LOS ANGELES –- A man who operated two businesses that sold office supplies to the federal government has been convicted by a federal jury of giving illegal gifts to federal employees who did business with his companies.
Ivan Greenhut, 57, of Tarzana, was convicted Monday, Dec. 21, in United States District Court of one count of conspiring to give gifts to federal officials who purchased products from Greenhut’s companies and one count of giving a gift to a public official, specifically a United States Army employee who purchased products from Greenhut’s companies.
“The public is entitled to impartial purchasing decisions by federal employees,” said United States Attorney Eileen M. Decker. “Mr. Greenhut’s illegal gift scheme cast doubt upon every purchase from his companies, thereby violating the public’s trust and confidence in its government. That scheme now has him facing a significant federal prison sentence.”
Greenhut operated two companies – Modern Data Products, which operated out of Canoga Park, and Modern Imaging Solutions, based out of the Philippines. These companies sold office supplies – for example, printer and photocopier supplies, toner cartridges, stationary and office furniture – to government and U.S. Army officials whose job it was to buy supplies on behalf of the federal government.
Greenhut was part of scheme to pay gratuities to government contracting officers who purchased supplies from his companies. “These gifts included electronics, such as laptop computers, digital cameras, iPads, iPods and gift certificates, worth hundreds of dollars, to retailers such as Amazon, Safeway, Target, and Best Buy,” according to court documents. “Many of these gifts were sent to the government official’s personal residence or personal email addresses.”
Testimony at trial showed that Greenhut also operated a “rewards” program in which government contracting officers earned “points” based on the amount they approved their agency to purchase.
The evidence at trial showed that Greenhut provided government officials who purchased supplies from his companies gifts with a total value of more than $36,000.
A witness testified that Greenhut knew that federal buyers could not accept gifts and that he was asked to stop. Greenhut also knew that the gifts could get him “in criminal trouble,” according to instant message communications shown to the jury. Greenhut refused to stop giving the gifts, however, because the gifts brought him “far too much business.”

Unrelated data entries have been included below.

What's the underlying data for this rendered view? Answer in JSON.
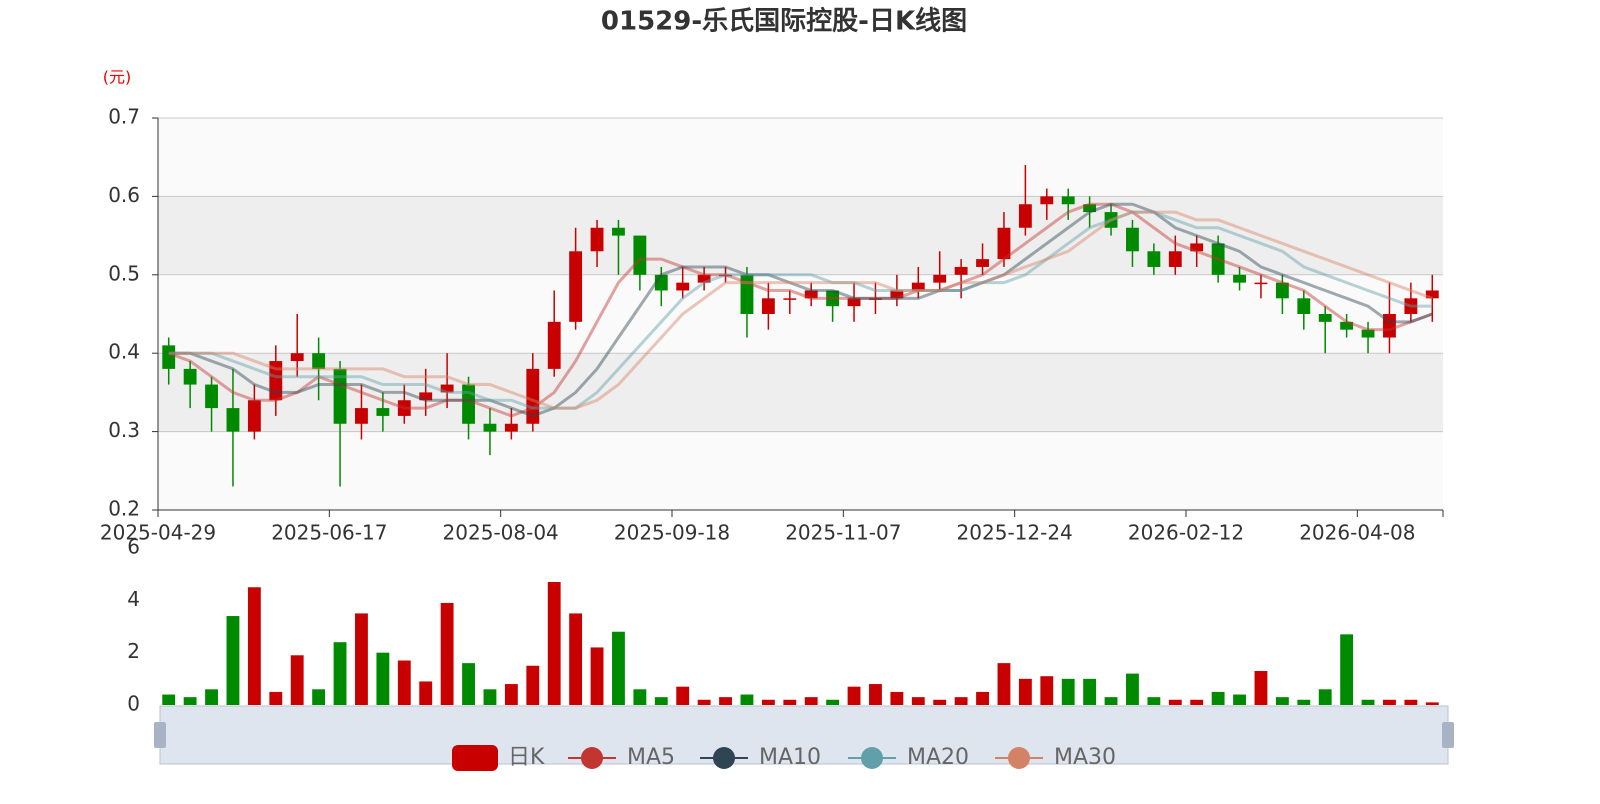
{
  "chart_data": {
    "type": "candlestick",
    "title": "01529-乐氏国际控股-日K线图",
    "y_unit_label": "(元)",
    "candle_name": "日K",
    "up_color": "#c80000",
    "down_color": "#008a00",
    "grid": true,
    "ylim": [
      0.2,
      0.7
    ],
    "yticks": [
      0.2,
      0.3,
      0.4,
      0.5,
      0.6,
      0.7
    ],
    "categories": [
      "2025-04-29",
      null,
      null,
      null,
      null,
      null,
      null,
      null,
      "2025-06-17",
      null,
      null,
      null,
      null,
      null,
      null,
      null,
      "2025-08-04",
      null,
      null,
      null,
      null,
      null,
      null,
      null,
      "2025-09-18",
      null,
      null,
      null,
      null,
      null,
      null,
      null,
      "2025-11-07",
      null,
      null,
      null,
      null,
      null,
      null,
      null,
      "2025-12-24",
      null,
      null,
      null,
      null,
      null,
      null,
      null,
      "2026-02-12",
      null,
      null,
      null,
      null,
      null,
      null,
      null,
      "2026-04-08",
      null,
      null,
      null
    ],
    "open": [
      0.41,
      0.38,
      0.36,
      0.33,
      0.3,
      0.34,
      0.39,
      0.4,
      0.38,
      0.31,
      0.33,
      0.32,
      0.34,
      0.35,
      0.36,
      0.31,
      0.3,
      0.31,
      0.38,
      0.44,
      0.53,
      0.56,
      0.55,
      0.5,
      0.48,
      0.49,
      0.5,
      0.5,
      0.45,
      0.47,
      0.47,
      0.48,
      0.46,
      0.47,
      0.47,
      0.48,
      0.49,
      0.5,
      0.51,
      0.52,
      0.56,
      0.59,
      0.6,
      0.59,
      0.58,
      0.56,
      0.53,
      0.51,
      0.53,
      0.54,
      0.5,
      0.49,
      0.49,
      0.47,
      0.45,
      0.44,
      0.43,
      0.42,
      0.45,
      0.47
    ],
    "close": [
      0.38,
      0.36,
      0.33,
      0.3,
      0.34,
      0.39,
      0.4,
      0.38,
      0.31,
      0.33,
      0.32,
      0.34,
      0.35,
      0.36,
      0.31,
      0.3,
      0.31,
      0.38,
      0.44,
      0.53,
      0.56,
      0.55,
      0.5,
      0.48,
      0.49,
      0.5,
      0.5,
      0.45,
      0.47,
      0.47,
      0.48,
      0.46,
      0.47,
      0.47,
      0.48,
      0.49,
      0.5,
      0.51,
      0.52,
      0.56,
      0.59,
      0.6,
      0.59,
      0.58,
      0.56,
      0.53,
      0.51,
      0.53,
      0.54,
      0.5,
      0.49,
      0.49,
      0.47,
      0.45,
      0.44,
      0.43,
      0.42,
      0.45,
      0.47,
      0.48
    ],
    "high": [
      0.42,
      0.39,
      0.37,
      0.38,
      0.36,
      0.41,
      0.45,
      0.42,
      0.39,
      0.36,
      0.35,
      0.36,
      0.38,
      0.4,
      0.37,
      0.33,
      0.33,
      0.4,
      0.48,
      0.56,
      0.57,
      0.57,
      0.55,
      0.51,
      0.51,
      0.51,
      0.51,
      0.51,
      0.49,
      0.48,
      0.49,
      0.48,
      0.49,
      0.49,
      0.5,
      0.51,
      0.53,
      0.52,
      0.54,
      0.58,
      0.64,
      0.61,
      0.61,
      0.6,
      0.59,
      0.57,
      0.54,
      0.55,
      0.55,
      0.55,
      0.51,
      0.5,
      0.5,
      0.48,
      0.46,
      0.45,
      0.44,
      0.49,
      0.49,
      0.5
    ],
    "low": [
      0.36,
      0.33,
      0.3,
      0.23,
      0.29,
      0.32,
      0.37,
      0.34,
      0.23,
      0.29,
      0.3,
      0.31,
      0.32,
      0.33,
      0.29,
      0.27,
      0.29,
      0.3,
      0.37,
      0.43,
      0.51,
      0.5,
      0.48,
      0.46,
      0.47,
      0.48,
      0.49,
      0.42,
      0.43,
      0.45,
      0.46,
      0.44,
      0.44,
      0.45,
      0.46,
      0.47,
      0.48,
      0.47,
      0.5,
      0.51,
      0.55,
      0.57,
      0.57,
      0.56,
      0.55,
      0.51,
      0.5,
      0.5,
      0.51,
      0.49,
      0.48,
      0.47,
      0.45,
      0.43,
      0.4,
      0.42,
      0.4,
      0.4,
      0.44,
      0.44
    ],
    "series": [
      {
        "name": "MA5",
        "color": "#c23531",
        "values": [
          0.4,
          0.39,
          0.37,
          0.35,
          0.34,
          0.34,
          0.35,
          0.37,
          0.36,
          0.35,
          0.34,
          0.33,
          0.33,
          0.34,
          0.34,
          0.33,
          0.32,
          0.33,
          0.35,
          0.39,
          0.44,
          0.49,
          0.52,
          0.52,
          0.51,
          0.5,
          0.5,
          0.49,
          0.48,
          0.48,
          0.47,
          0.47,
          0.47,
          0.47,
          0.47,
          0.48,
          0.48,
          0.49,
          0.5,
          0.52,
          0.54,
          0.56,
          0.58,
          0.59,
          0.59,
          0.58,
          0.56,
          0.54,
          0.53,
          0.52,
          0.51,
          0.5,
          0.49,
          0.48,
          0.46,
          0.44,
          0.43,
          0.43,
          0.44,
          0.45
        ]
      },
      {
        "name": "MA10",
        "color": "#2f4554",
        "values": [
          0.4,
          0.4,
          0.39,
          0.38,
          0.36,
          0.35,
          0.35,
          0.36,
          0.36,
          0.36,
          0.35,
          0.35,
          0.34,
          0.34,
          0.34,
          0.34,
          0.33,
          0.32,
          0.33,
          0.35,
          0.38,
          0.42,
          0.46,
          0.5,
          0.51,
          0.51,
          0.51,
          0.5,
          0.5,
          0.49,
          0.48,
          0.48,
          0.47,
          0.47,
          0.47,
          0.47,
          0.48,
          0.48,
          0.49,
          0.5,
          0.52,
          0.54,
          0.56,
          0.58,
          0.59,
          0.59,
          0.58,
          0.56,
          0.55,
          0.54,
          0.53,
          0.51,
          0.5,
          0.49,
          0.48,
          0.47,
          0.46,
          0.44,
          0.44,
          0.45
        ]
      },
      {
        "name": "MA20",
        "color": "#61a0a8",
        "values": [
          0.4,
          0.4,
          0.4,
          0.39,
          0.38,
          0.37,
          0.37,
          0.37,
          0.37,
          0.37,
          0.36,
          0.36,
          0.36,
          0.35,
          0.35,
          0.34,
          0.34,
          0.33,
          0.33,
          0.33,
          0.35,
          0.38,
          0.41,
          0.44,
          0.47,
          0.49,
          0.5,
          0.5,
          0.5,
          0.5,
          0.5,
          0.49,
          0.49,
          0.48,
          0.48,
          0.48,
          0.48,
          0.48,
          0.49,
          0.49,
          0.5,
          0.52,
          0.54,
          0.56,
          0.57,
          0.58,
          0.58,
          0.57,
          0.56,
          0.56,
          0.55,
          0.54,
          0.53,
          0.51,
          0.5,
          0.49,
          0.48,
          0.47,
          0.46,
          0.46
        ]
      },
      {
        "name": "MA30",
        "color": "#d48265",
        "values": [
          0.4,
          0.4,
          0.4,
          0.4,
          0.39,
          0.38,
          0.38,
          0.38,
          0.38,
          0.38,
          0.38,
          0.37,
          0.37,
          0.37,
          0.36,
          0.36,
          0.35,
          0.34,
          0.33,
          0.33,
          0.34,
          0.36,
          0.39,
          0.42,
          0.45,
          0.47,
          0.49,
          0.49,
          0.49,
          0.49,
          0.49,
          0.49,
          0.49,
          0.49,
          0.48,
          0.48,
          0.48,
          0.49,
          0.49,
          0.5,
          0.51,
          0.52,
          0.53,
          0.55,
          0.57,
          0.58,
          0.58,
          0.58,
          0.57,
          0.57,
          0.56,
          0.55,
          0.54,
          0.53,
          0.52,
          0.51,
          0.5,
          0.49,
          0.48,
          0.47
        ]
      }
    ],
    "volume": {
      "ylim": [
        0,
        6
      ],
      "yticks": [
        0,
        2,
        4,
        6
      ],
      "values": [
        0.4,
        0.3,
        0.6,
        3.4,
        4.5,
        0.5,
        1.9,
        0.6,
        2.4,
        3.5,
        2.0,
        1.7,
        0.9,
        3.9,
        1.6,
        0.6,
        0.8,
        1.5,
        4.7,
        3.5,
        2.2,
        2.8,
        0.6,
        0.3,
        0.7,
        0.2,
        0.3,
        0.4,
        0.2,
        0.2,
        0.3,
        0.2,
        0.7,
        0.8,
        0.5,
        0.3,
        0.2,
        0.3,
        0.5,
        1.6,
        1.0,
        1.1,
        1.0,
        1.0,
        0.3,
        1.2,
        0.3,
        0.2,
        0.2,
        0.5,
        0.4,
        1.3,
        0.3,
        0.2,
        0.6,
        2.7,
        0.2,
        0.2,
        0.2,
        0.1
      ]
    }
  }
}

United States District Judge Christina A. Snyder, who presided over the four-day trial, scheduled a sentencing hearing for March 21, 2016, at which time Greenhut will face a statutory maximum penalty of seven years in federal prison.
The jury that convicted Greenhut of the two felony charges also acquitted him of a witness tampering charge that alleged he attempted to persuade the businesses’ co-owner to lie about the gratuities to investigators.